Okay, here's a bit of an essay, going in a slightly different direction.
People have been kind enough to give many broad, subjective definitions, but nothing that nails it down to ‘if you have x you are male, if not you are female’
I’m asking for a defined set of characteristics such that it they are fulfilled, someone is one sex, and if they aren’t, they are another.
For the benefit of everyone apart from the OP, it is worth noting that "male" and "female" are, primarily, functions. Jane Clare Jones was writing about this the other day.
The quoted questions are a false binary. Female is a role.
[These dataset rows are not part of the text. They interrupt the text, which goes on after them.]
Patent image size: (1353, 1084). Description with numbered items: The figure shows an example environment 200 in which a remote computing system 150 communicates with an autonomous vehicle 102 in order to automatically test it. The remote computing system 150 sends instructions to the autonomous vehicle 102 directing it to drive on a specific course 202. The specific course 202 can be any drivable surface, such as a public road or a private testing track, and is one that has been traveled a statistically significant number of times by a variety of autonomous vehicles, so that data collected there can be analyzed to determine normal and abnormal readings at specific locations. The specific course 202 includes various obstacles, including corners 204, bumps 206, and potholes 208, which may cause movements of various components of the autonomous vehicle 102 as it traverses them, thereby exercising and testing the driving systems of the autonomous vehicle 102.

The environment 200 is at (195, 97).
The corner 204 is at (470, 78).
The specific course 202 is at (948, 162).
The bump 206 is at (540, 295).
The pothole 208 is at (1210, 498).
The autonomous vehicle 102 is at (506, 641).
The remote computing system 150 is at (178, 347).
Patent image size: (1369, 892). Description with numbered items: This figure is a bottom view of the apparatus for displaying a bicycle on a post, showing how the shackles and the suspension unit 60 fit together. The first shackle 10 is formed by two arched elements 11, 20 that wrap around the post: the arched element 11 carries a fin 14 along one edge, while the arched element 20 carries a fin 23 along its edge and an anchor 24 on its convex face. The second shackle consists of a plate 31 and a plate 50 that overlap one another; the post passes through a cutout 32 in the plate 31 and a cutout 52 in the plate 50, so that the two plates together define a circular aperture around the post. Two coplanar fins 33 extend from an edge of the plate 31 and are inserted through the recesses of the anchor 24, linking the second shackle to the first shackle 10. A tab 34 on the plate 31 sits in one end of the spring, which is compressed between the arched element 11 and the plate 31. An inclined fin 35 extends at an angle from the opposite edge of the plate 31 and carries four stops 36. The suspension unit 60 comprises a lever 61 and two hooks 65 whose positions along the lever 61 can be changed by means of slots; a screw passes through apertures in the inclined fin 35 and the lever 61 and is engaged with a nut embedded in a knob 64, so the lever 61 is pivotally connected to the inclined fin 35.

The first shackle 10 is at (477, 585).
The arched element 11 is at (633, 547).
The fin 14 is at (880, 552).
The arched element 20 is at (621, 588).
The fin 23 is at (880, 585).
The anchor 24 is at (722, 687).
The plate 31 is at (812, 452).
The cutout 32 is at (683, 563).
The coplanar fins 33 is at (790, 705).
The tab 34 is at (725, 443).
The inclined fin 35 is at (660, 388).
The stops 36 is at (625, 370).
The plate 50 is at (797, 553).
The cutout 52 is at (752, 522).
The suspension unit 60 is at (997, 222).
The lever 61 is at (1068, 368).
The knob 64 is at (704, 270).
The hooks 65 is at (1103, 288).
You don't become female by being "not male", you are female if you can perform the female reproductive role.
As it happens, in mammals, each species produces two distinct forms, each of which has one of those two functions. No individual mammal can perform both.
(In other lifeforms, one individual may be able to perform both functions, either simultaneously, or sequentially.)
Because of the nature of mammalian sex, we tend to use "male" and "female" as denoting the two forms ("phenotypes") of the species. The male-function form and the female-function form . Because despite function being the definitive trait, that's not what we usually care about. The actual fertility is not usually important. Sport, for example, doesn't care about your reproductive capability, but whether you have the male or female body type.
The correlation between body type and fertility is so strong, that it is more accurate, and of more benefit to more people, to classify people by sex as a strict binary.
Anyone who is (or was or will be) fertile will be male or female, because human reproduction is sexual. (If anyone comes across someone who is fertile but neither male nor female, or both, medical history will be made).
Fertility is sufficient to demonstrate sex, but not necessary. If you're producing sperm you're male. If you're not producing sperm, it doesn't mean you're not. (This is where the OP would be obtuse if they read this far - hopefully they got bored already and are skipping this essay).
Possible sex function ambiguity arises in people who are totally infertile. But, amazingly, fertility doctors manage to figure out whether they should be trying to get individuals to produce eggs or sperm, because they can see what body type they've got and what it is that isn't working. (We can tell the difference between a broken clock and broken chair.)
It's possible in theory an individual might be fertile one way, but have a different body type due to a disorder. But I believe in practice all the mechanisms in humans are so coupled, it can't really happen. It's not possible to develop a working reproductive system without the body ending up as clearly the corresponding form.
Certainly the athletics rules following Semenya only named DSDs that involve SRY genes producing fertile or infertile males, suggesting there aren't any male-bodied-but-female-reproductive DSDs.
Anyway, given the way humans are, it is overall more accurate to require all individuals to be classified as strictly male or female, based on phenotype at birth, with some provision for correction later through DSDs. The number of possibly-wrong classifications arising from that are miniscule compared to the mess arising from allowing voluntarily reclassification as the other sex (or neither) for anyone. A two-way classification may not be perfect, but it can still be more true and accurate than not being two-way.
(As an aside, I've mentioned before that trying to minimise the number of divisions is normally seen as a good thing. We perform the two-way classification because the benefits outweigh the costs. Any other split, or not splitting, would have a worse cost-benefit analysis).
Now, amusing little footnote. While typing this up, I happened to follow a Wikipedia link in a DSD article on the words "phenotypically female". This sent me to "Female body shape".
Okay, so we've got an article on that. So, do we have "Male body shape"? No, that redirects to "Body shape".
I think that tells us something about male perspective and views about women as the other. Feminists, go nuts.